David Schickele’s 1971 film Bushman begins in enigmatic fashion. We’re greeted by sounds of a dog barking, trees swaying in the wind, melodious and soothing bird sounds. Without any visuals to frame our imagination, the Iowa-born filmmaker immediately transports us to a rural, dreamlike landscape. We are then introduced to our protagonist Gabriel, played by Paul Okpokam, a young Black man photographed in resplendent black and white. He walks barefoot in a desolate section of an unidentified city, his shoes masterfully balancing on his head. As Gabriel observes the city, the camera, restless, follows him – the visuals reminiscent of the cinéma vérité style of Jean-Luc Godard’s Breathless (1960) and John Cassavetes’ Shadows (1958).
The opening title card illuminates the world further: the year is 1968, and Martin Luther King, Robert Kennedy and Bobby Hutton (a Black Panther killed by Oakland police) are among the recent dead. We also discover that in Nigeria, the civil war is entering its second year. A tribal chant in Igbo (the ethnic language of southeastern Nigeria) subtly builds as Schickele takes us to Nigeria where we see a young boy and girl walking barefoot, a yam balanced on their heads. They are surrounded by woodlands as they hurriedly navigate their familiar terrain.
In these opening seconds a vision of rural life is potently juxtaposed against an urban one. We see two cultures at an important moment in history. Schickele uses Gabriel to interrogate the cultural and political climate of this tumultuous period. We learn that Gabriel has recently travelled from Nigeria to America to study and eventually teach at San Francisco State College.
Through a series of intimate conversations with Gabriel, we are transported to his life in Nigeria. Bushman is a complex and compelling snapshot of his past, present and uncertain future. Erudite and articulate, he addresses the camera: “At night, we sit around the log fire, listening to folktales…” Through photographs of a young Gabriel and luminous snapshots of village life, we are transported to his memory and recollections of a home informed by religion, ancient traditions and community.
Gabriel is a complex and multifaceted character: a man plagued by secrets from his past, his life drastically altered by the devastating impact of Nigeria’s civil war. At 27, he leaves his homeland for new pastures.
In San Francisco, he is forced to navigate his new environment as an outsider. He is fetishised, stereotyped and othered: “Why don’t you say something in African for me?” “You ain’t one of ours, where did you come from?” – Gabriel’s cultural traditions and way of life are interrogated by the lovers and strangers he meets on his adventures in the land of the ‘free’. In one of his intimate interview-style monologues, Gabriel tells us: “A traveller is like a ghost, he keeps going, crosses the rivers, passes through darkness, flies with the birds, until he comes to a land where nobody knows him.” This profound and poetic expression of Gabriel’s journey is emblematic of the shared immigrant experience – one that I can deeply relate to as a British-Nigerian man.

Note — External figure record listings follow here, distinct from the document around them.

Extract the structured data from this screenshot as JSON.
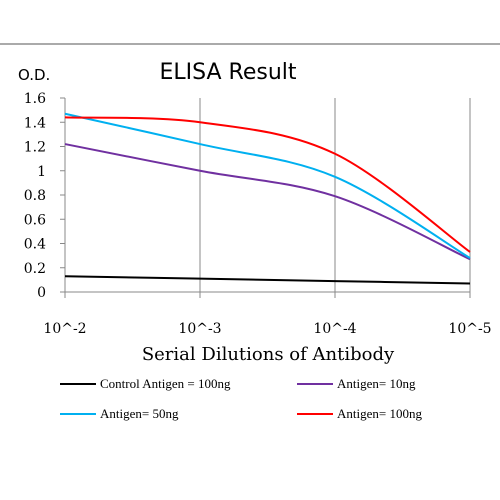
{
  "chart_data": {
    "type": "line",
    "title": "ELISA Result",
    "ylabel": "O.D.",
    "xlabel": "Serial Dilutions of Antibody",
    "x_scale": "log",
    "x": [
      0.01,
      0.001,
      0.0001,
      1e-05
    ],
    "x_tick_labels": [
      "10^-2",
      "10^-3",
      "10^-4",
      "10^-5"
    ],
    "y_ticks": [
      "0",
      "0.2",
      "0.4",
      "0.6",
      "0.8",
      "1",
      "1.2",
      "1.4",
      "1.6"
    ],
    "ylim": [
      0,
      1.6
    ],
    "grid": "vertical",
    "legend_position": "bottom",
    "series": [
      {
        "name": "Control Antigen = 100ng",
        "color": "#000000",
        "points": [
          [
            0.01,
            0.13
          ],
          [
            0.001,
            0.11
          ],
          [
            0.0001,
            0.09
          ],
          [
            1e-05,
            0.07
          ]
        ]
      },
      {
        "name": "Antigen= 10ng",
        "color": "#7030a0",
        "points": [
          [
            0.01,
            1.22
          ],
          [
            0.001,
            1.0
          ],
          [
            0.0001,
            0.79
          ],
          [
            1e-05,
            0.27
          ]
        ]
      },
      {
        "name": "Antigen= 50ng",
        "color": "#00b0f0",
        "points": [
          [
            0.01,
            1.47
          ],
          [
            0.001,
            1.22
          ],
          [
            0.0001,
            0.95
          ],
          [
            1e-05,
            0.28
          ]
        ]
      },
      {
        "name": "Antigen= 100ng",
        "color": "#ff0000",
        "points": [
          [
            0.01,
            1.44
          ],
          [
            0.001,
            1.4
          ],
          [
            0.0001,
            1.14
          ],
          [
            1e-05,
            0.33
          ]
        ]
      }
    ]
  }
}
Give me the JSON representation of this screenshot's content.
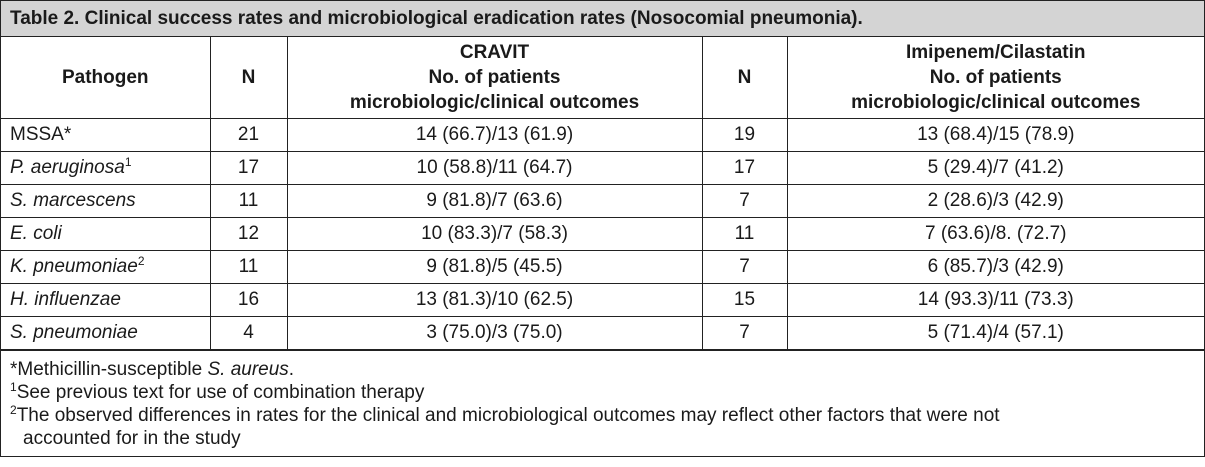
{
  "caption": "Table 2. Clinical success rates and microbiological eradication rates (Nosocomial pneumonia).",
  "headers": {
    "pathogen": "Pathogen",
    "n1": "N",
    "cravit": [
      "CRAVIT",
      "No. of patients",
      "microbiologic/clinical outcomes"
    ],
    "n2": "N",
    "imipenem": [
      "Imipenem/Cilastatin",
      "No. of patients",
      "microbiologic/clinical outcomes"
    ]
  },
  "rows": [
    {
      "pathogen": "MSSA*",
      "italic": false,
      "sup": "",
      "n1": "21",
      "cravit": "14 (66.7)/13 (61.9)",
      "n2": "19",
      "imipenem": "13 (68.4)/15 (78.9)"
    },
    {
      "pathogen": "P. aeruginosa",
      "italic": true,
      "sup": "1",
      "n1": "17",
      "cravit": "10 (58.8)/11 (64.7)",
      "n2": "17",
      "imipenem": "5 (29.4)/7 (41.2)"
    },
    {
      "pathogen": "S. marcescens",
      "italic": true,
      "sup": "",
      "n1": "11",
      "cravit": "9 (81.8)/7 (63.6)",
      "n2": "7",
      "imipenem": "2 (28.6)/3 (42.9)"
    },
    {
      "pathogen": "E. coli",
      "italic": true,
      "sup": "",
      "n1": "12",
      "cravit": "10 (83.3)/7 (58.3)",
      "n2": "11",
      "imipenem": "7 (63.6)/8. (72.7)"
    },
    {
      "pathogen": "K. pneumoniae",
      "italic": true,
      "sup": "2",
      "n1": "11",
      "cravit": "9 (81.8)/5 (45.5)",
      "n2": "7",
      "imipenem": "6 (85.7)/3 (42.9)"
    },
    {
      "pathogen": "H. influenzae",
      "italic": true,
      "sup": "",
      "n1": "16",
      "cravit": "13 (81.3)/10 (62.5)",
      "n2": "15",
      "imipenem": "14 (93.3)/11 (73.3)"
    },
    {
      "pathogen": "S. pneumoniae",
      "italic": true,
      "sup": "",
      "n1": "4",
      "cravit": "3 (75.0)/3 (75.0)",
      "n2": "7",
      "imipenem": "5 (71.4)/4 (57.1)"
    }
  ],
  "footnotes": {
    "note1_prefix": "*Methicillin-susceptible ",
    "note1_italic": "S. aureus",
    "note1_suffix": ".",
    "note2_mark": "1",
    "note2_text": "See previous text for use of combination therapy",
    "note3_mark": "2",
    "note3_text_line1": "The observed differences in rates for the clinical and microbiological outcomes may reflect other factors that were not",
    "note3_text_line2": "accounted for in the study"
  }
}
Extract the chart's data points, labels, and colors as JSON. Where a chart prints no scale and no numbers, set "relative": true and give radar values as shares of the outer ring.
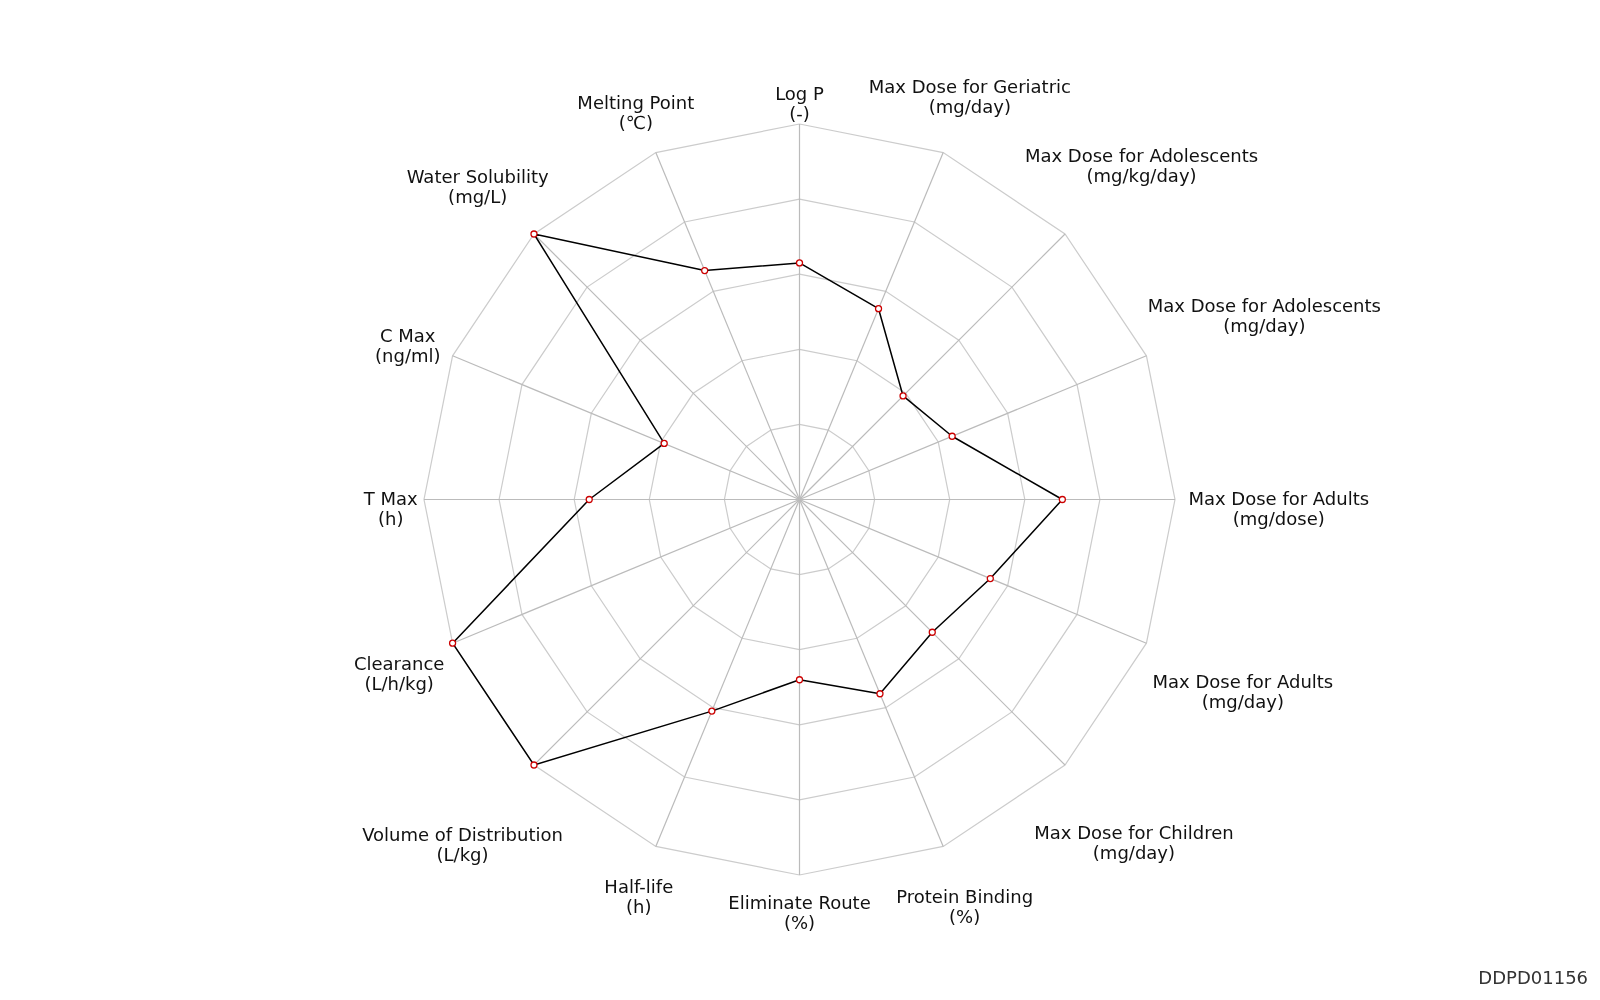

Maya Angelou, the memoirist and poet, once wrote: “The ache for home lives in all of us, the safe place where we can go as we are and not be questioned.” This vision of home tragically eludes our hero – a point which is further anchored by a shift in the film’s tone and form. The director abruptly interrupts his own work to announce, via voiceover, that the actor playing Gabriel has been falsely accused of terrorism and has subsequently been imprisoned. What began as a fictional tale evolves into an extraordinary exploration of real events. The star becomes the subject. Gabriel might be a ghost, but Paul is unable to escape life’s harsh realities. His fate is inexplicably tied to the systematic prejudice of his time.
While most filmmakers might have abandoned the project all together at this point, Schickele is committed to authentically capturing truth on screen. His early filmography is proof of this fierce devotion to realism. Give Me a Riddle (1966), the hour-long documentary which he produced and directed for the Peace Corps while he was working as a volunteer for them at the University of Nigeria at Nsukka, captures the bloom and buoyancy of Nigeria’s youth at a pivotal point in the country’s history. It was on Give Me a Riddle that he met and formed a life-long friendship with Okpokam, who features prominently in the documentary and who would become Bushman’s persecuted lead.
Made with a seed grant from the American Film Institute, Bushman was Schickele’s second feature and played at New Directors/New Films and the Chicago International Film Festival, where it was nominated for best feature. Following its festival run, however, it was never formally released and has since developed a cult status as a stylish and striking embodiment of 1970s American independent cinema.
Revisited today in the new restoration, the audacity and singularity of Schickele’s vision reflects a rare cinematic voice and sensibility. Bushman is revealed as a work of extraordinary depth, power and beauty. Subverting cinematic form and defying convention, it’s an urgent and poignant exploration of our shared humanity.